1.2.4 Évaluation et mesure de l’état rédox d’un silicate vitreux ou fondu

Plusieurs méthodes expérimentales permettent d’évaluer ou de mesurer l’état redox global d’un verre. Les connaissances sur les réactions d’oxydoréduction et, en particulier, sur les paramètres qui peuvent avoir une influence ont conduit à l’établissement d’une classification des couples redox et de modèles empiriques d’estimation du rapport redox dans un verre ou un silicate fondu, utilisés dans les industries nucléaire et verrière ou dans le domaine universitaire en Sciences de la Terre.

a) Méthode empirique des verriers

Les verriers utilisent de nombreuses matières premières pour réaliser leurs verres : du sable, du carbonate de calcium, du carbonate de sodium, de la magnésie ainsi que des composés alumineux auxquels sont ajoutés des agents affinants qui pour certains possèdent un effet

oxydo-réducteur. Par exemple, il y a avantage à utiliser le sulfate de sodium par rapport au sulfate de calcium comme oxydant [Chopinet et al., 2002; Houdaer, 2005]. Les verriers ont besoin de connaître la contribution sur l’état redox des matières premières utilisées pour constituer le mélange vitrifiable et maîtriser l’état d’oxydation du verre. Ils ont ainsi défini un facteur d’oxydoréduction appelé « Nombre Redox ». Ce facteur permet de déterminer l’état redox théorique d’un mélange vitrifiable [Simpson et Myers, 1978]. Des coefficients, appelés « indices de Simpson » ont été determinés expérimentalement. Des valeurs négatives de -0.1 à -1.9 ont été attribuées pour les espèces réductrices comme le carbone graphite, l’anthracite ou encore le chromate de fer et des valeurs positives, de +0.19 à +1.20, ont été attribuées pour les espèces oxydantes comme le sulfate de sodium, le cérium, ou encore le nitrate de potassium. En utilisant ces valeurs, les verriers attribuent un nombre redox au mélange vitrifiable. Les verres oxydés sont alors de signe (+) et les verres réduits de signe (-).

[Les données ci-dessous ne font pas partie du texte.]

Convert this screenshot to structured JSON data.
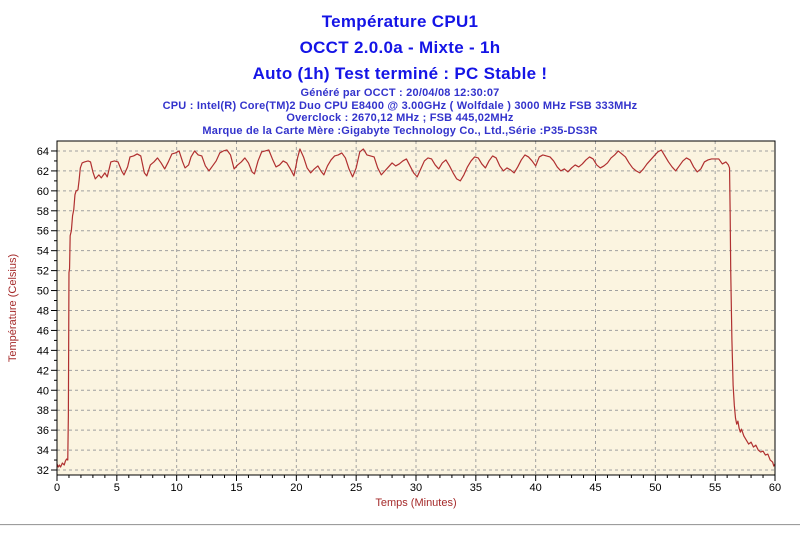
{
  "header": {
    "title_lines": [
      "Température CPU1",
      "OCCT 2.0.0a - Mixte - 1h",
      "Auto (1h) Test terminé : PC Stable !"
    ],
    "info_lines": [
      "Généré par OCCT : 20/04/08 12:30:07",
      "CPU : Intel(R) Core(TM)2 Duo CPU E8400 @ 3.00GHz ( Wolfdale ) 3000 MHz FSB 333MHz",
      "Overclock : 2670,12 MHz ; FSB 445,02MHz",
      "Marque de la Carte Mère :Gigabyte Technology Co., Ltd.,Série :P35-DS3R"
    ],
    "title_color": "#1414E6",
    "info_color": "#3333CC"
  },
  "chart_data": {
    "type": "line",
    "title": "Température CPU1",
    "xlabel": "Temps (Minutes)",
    "ylabel": "Température (Celsius)",
    "xlim": [
      0,
      60
    ],
    "ylim_display": [
      31.5,
      65.0
    ],
    "xticks": [
      0,
      5,
      10,
      15,
      20,
      25,
      30,
      35,
      40,
      45,
      50,
      55,
      60
    ],
    "yticks": [
      32,
      34,
      36,
      38,
      40,
      42,
      44,
      46,
      48,
      50,
      52,
      54,
      56,
      58,
      60,
      62,
      64
    ],
    "x_minor_step": 1,
    "y_minor_step": 1,
    "grid": "dashed",
    "grid_color": "#A0A0A0",
    "plot_bg": "#FBF4E0",
    "axis_color": "#000000",
    "tick_label_color": "#000000",
    "axis_title_color": "#A52A2A",
    "legend": "none",
    "series": [
      {
        "name": "CPU1",
        "color": "#B03030",
        "points": [
          [
            0,
            32.6
          ],
          [
            0.1,
            32.3
          ],
          [
            0.2,
            32.5
          ],
          [
            0.3,
            32.3
          ],
          [
            0.45,
            32.7
          ],
          [
            0.6,
            32.5
          ],
          [
            0.7,
            32.9
          ],
          [
            0.8,
            33.1
          ],
          [
            0.9,
            33.0
          ],
          [
            0.95,
            37.5
          ],
          [
            1.0,
            51.8
          ],
          [
            1.05,
            52.2
          ],
          [
            1.1,
            55.5
          ],
          [
            1.2,
            56.0
          ],
          [
            1.3,
            57.5
          ],
          [
            1.4,
            58.1
          ],
          [
            1.5,
            59.6
          ],
          [
            1.6,
            60.0
          ],
          [
            1.75,
            60.1
          ],
          [
            1.85,
            61.1
          ],
          [
            1.95,
            62.3
          ],
          [
            2.1,
            62.8
          ],
          [
            2.3,
            62.9
          ],
          [
            2.6,
            63.0
          ],
          [
            2.8,
            62.9
          ],
          [
            3.0,
            61.9
          ],
          [
            3.2,
            61.2
          ],
          [
            3.5,
            61.6
          ],
          [
            3.7,
            61.3
          ],
          [
            4.0,
            61.8
          ],
          [
            4.2,
            61.4
          ],
          [
            4.5,
            62.9
          ],
          [
            4.8,
            63.0
          ],
          [
            5.1,
            62.9
          ],
          [
            5.4,
            62.0
          ],
          [
            5.6,
            61.6
          ],
          [
            5.9,
            62.4
          ],
          [
            6.1,
            63.4
          ],
          [
            6.4,
            63.5
          ],
          [
            6.7,
            63.7
          ],
          [
            7.0,
            63.5
          ],
          [
            7.3,
            61.8
          ],
          [
            7.5,
            61.5
          ],
          [
            7.8,
            62.6
          ],
          [
            8.1,
            62.9
          ],
          [
            8.4,
            63.3
          ],
          [
            8.7,
            62.8
          ],
          [
            9.0,
            62.2
          ],
          [
            9.3,
            62.9
          ],
          [
            9.6,
            63.7
          ],
          [
            9.9,
            63.8
          ],
          [
            10.2,
            64.0
          ],
          [
            10.5,
            62.9
          ],
          [
            10.7,
            62.3
          ],
          [
            11.0,
            62.6
          ],
          [
            11.2,
            63.4
          ],
          [
            11.5,
            64.0
          ],
          [
            11.8,
            63.6
          ],
          [
            12.1,
            63.5
          ],
          [
            12.4,
            62.5
          ],
          [
            12.7,
            62.0
          ],
          [
            13.0,
            62.5
          ],
          [
            13.3,
            63.0
          ],
          [
            13.6,
            63.8
          ],
          [
            13.9,
            64.0
          ],
          [
            14.2,
            64.1
          ],
          [
            14.5,
            63.6
          ],
          [
            14.8,
            62.2
          ],
          [
            15.1,
            62.6
          ],
          [
            15.4,
            62.9
          ],
          [
            15.7,
            63.3
          ],
          [
            16.0,
            62.8
          ],
          [
            16.3,
            61.9
          ],
          [
            16.5,
            61.7
          ],
          [
            16.8,
            63.0
          ],
          [
            17.1,
            63.9
          ],
          [
            17.4,
            64.0
          ],
          [
            17.7,
            64.1
          ],
          [
            18.0,
            63.2
          ],
          [
            18.3,
            62.4
          ],
          [
            18.6,
            62.6
          ],
          [
            18.9,
            63.0
          ],
          [
            19.2,
            62.8
          ],
          [
            19.5,
            62.2
          ],
          [
            19.8,
            61.5
          ],
          [
            20.1,
            63.3
          ],
          [
            20.3,
            64.2
          ],
          [
            20.6,
            63.4
          ],
          [
            20.9,
            62.3
          ],
          [
            21.2,
            61.8
          ],
          [
            21.5,
            62.2
          ],
          [
            21.8,
            62.5
          ],
          [
            22.1,
            61.9
          ],
          [
            22.3,
            61.6
          ],
          [
            22.6,
            62.5
          ],
          [
            22.9,
            63.1
          ],
          [
            23.2,
            63.5
          ],
          [
            23.5,
            63.6
          ],
          [
            23.8,
            63.8
          ],
          [
            24.1,
            63.3
          ],
          [
            24.4,
            62.2
          ],
          [
            24.7,
            61.4
          ],
          [
            25.0,
            62.3
          ],
          [
            25.3,
            63.9
          ],
          [
            25.6,
            64.2
          ],
          [
            25.9,
            63.6
          ],
          [
            26.2,
            63.5
          ],
          [
            26.5,
            63.4
          ],
          [
            26.8,
            62.3
          ],
          [
            27.1,
            61.6
          ],
          [
            27.4,
            62.0
          ],
          [
            27.7,
            62.4
          ],
          [
            28.0,
            62.8
          ],
          [
            28.3,
            62.5
          ],
          [
            28.6,
            62.7
          ],
          [
            28.9,
            63.0
          ],
          [
            29.2,
            63.2
          ],
          [
            29.5,
            62.5
          ],
          [
            29.8,
            61.8
          ],
          [
            30.1,
            61.4
          ],
          [
            30.4,
            62.2
          ],
          [
            30.7,
            63.0
          ],
          [
            31.0,
            63.3
          ],
          [
            31.3,
            63.2
          ],
          [
            31.6,
            62.6
          ],
          [
            31.9,
            62.2
          ],
          [
            32.2,
            62.8
          ],
          [
            32.5,
            63.1
          ],
          [
            32.8,
            62.5
          ],
          [
            33.1,
            61.8
          ],
          [
            33.4,
            61.2
          ],
          [
            33.7,
            61.0
          ],
          [
            34.0,
            61.6
          ],
          [
            34.3,
            62.4
          ],
          [
            34.6,
            63.0
          ],
          [
            34.9,
            63.4
          ],
          [
            35.2,
            63.3
          ],
          [
            35.5,
            62.7
          ],
          [
            35.8,
            62.3
          ],
          [
            36.1,
            63.0
          ],
          [
            36.4,
            63.5
          ],
          [
            36.7,
            63.3
          ],
          [
            37.0,
            62.5
          ],
          [
            37.3,
            62.0
          ],
          [
            37.6,
            62.3
          ],
          [
            37.9,
            62.1
          ],
          [
            38.2,
            61.8
          ],
          [
            38.5,
            62.4
          ],
          [
            38.8,
            63.1
          ],
          [
            39.1,
            63.6
          ],
          [
            39.4,
            63.4
          ],
          [
            39.7,
            63.0
          ],
          [
            40.0,
            62.5
          ],
          [
            40.3,
            63.4
          ],
          [
            40.6,
            63.6
          ],
          [
            40.9,
            63.5
          ],
          [
            41.2,
            63.4
          ],
          [
            41.5,
            63.0
          ],
          [
            41.8,
            62.4
          ],
          [
            42.1,
            62.0
          ],
          [
            42.4,
            62.2
          ],
          [
            42.7,
            61.9
          ],
          [
            43.0,
            62.3
          ],
          [
            43.3,
            62.6
          ],
          [
            43.6,
            62.4
          ],
          [
            43.9,
            62.7
          ],
          [
            44.2,
            63.1
          ],
          [
            44.5,
            63.4
          ],
          [
            44.8,
            63.2
          ],
          [
            45.1,
            62.6
          ],
          [
            45.4,
            62.3
          ],
          [
            45.7,
            62.5
          ],
          [
            46.0,
            62.8
          ],
          [
            46.3,
            63.3
          ],
          [
            46.6,
            63.6
          ],
          [
            46.9,
            64.0
          ],
          [
            47.2,
            63.7
          ],
          [
            47.5,
            63.4
          ],
          [
            47.8,
            62.8
          ],
          [
            48.1,
            62.3
          ],
          [
            48.4,
            62.0
          ],
          [
            48.7,
            61.8
          ],
          [
            49.0,
            62.2
          ],
          [
            49.3,
            62.7
          ],
          [
            49.6,
            63.1
          ],
          [
            49.9,
            63.5
          ],
          [
            50.2,
            63.9
          ],
          [
            50.5,
            64.1
          ],
          [
            50.8,
            63.5
          ],
          [
            51.1,
            62.9
          ],
          [
            51.4,
            62.4
          ],
          [
            51.7,
            62.0
          ],
          [
            52.0,
            62.5
          ],
          [
            52.3,
            63.0
          ],
          [
            52.6,
            63.3
          ],
          [
            52.9,
            63.1
          ],
          [
            53.2,
            62.4
          ],
          [
            53.5,
            61.9
          ],
          [
            53.8,
            62.2
          ],
          [
            54.1,
            62.9
          ],
          [
            54.4,
            63.1
          ],
          [
            54.7,
            63.2
          ],
          [
            55.0,
            63.2
          ],
          [
            55.3,
            63.2
          ],
          [
            55.6,
            62.7
          ],
          [
            55.9,
            62.9
          ],
          [
            56.1,
            62.6
          ],
          [
            56.2,
            62.3
          ],
          [
            56.25,
            58.0
          ],
          [
            56.3,
            52.0
          ],
          [
            56.4,
            45.0
          ],
          [
            56.5,
            40.5
          ],
          [
            56.6,
            38.5
          ],
          [
            56.7,
            37.2
          ],
          [
            56.8,
            36.6
          ],
          [
            56.9,
            36.9
          ],
          [
            57.0,
            36.2
          ],
          [
            57.1,
            35.8
          ],
          [
            57.2,
            36.1
          ],
          [
            57.4,
            35.4
          ],
          [
            57.6,
            35.0
          ],
          [
            57.8,
            34.6
          ],
          [
            58.0,
            34.8
          ],
          [
            58.2,
            34.3
          ],
          [
            58.4,
            34.5
          ],
          [
            58.6,
            34.0
          ],
          [
            58.8,
            33.8
          ],
          [
            59.0,
            33.9
          ],
          [
            59.2,
            33.5
          ],
          [
            59.4,
            33.6
          ],
          [
            59.6,
            33.0
          ],
          [
            59.8,
            32.8
          ],
          [
            59.9,
            32.4
          ],
          [
            60.0,
            32.6
          ]
        ]
      }
    ]
  }
}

b) Les modèles de prédiction du rapport rédox du fer

Connaître le rapport rédox des silicates fondus a motivé de nombreuses études afin de pouvoir le prédire en fonction de la température, de la composition et de la fugacité en oxygène. Les premières expériences furent menées par Fudali [1965]. Sack et al. [1980] ont ensuite suivi une approche purement empirique en faisant l’hypothèse que les effets de la fugacité en oxygène et de la température sur le rapport rédox ne dépendaient pas de la composition. Dans ce cas, à température et fO2 constante, le rapport rédox est une fonction additive des concentrations des différents oxides. Ils établirent leur modèle pour une large gamme de compositions d’intérêt géochimique. Kilinc et al. [1983] ont ensuite complété et affiné ce modèle par des données supplémentaires de rapport rédox.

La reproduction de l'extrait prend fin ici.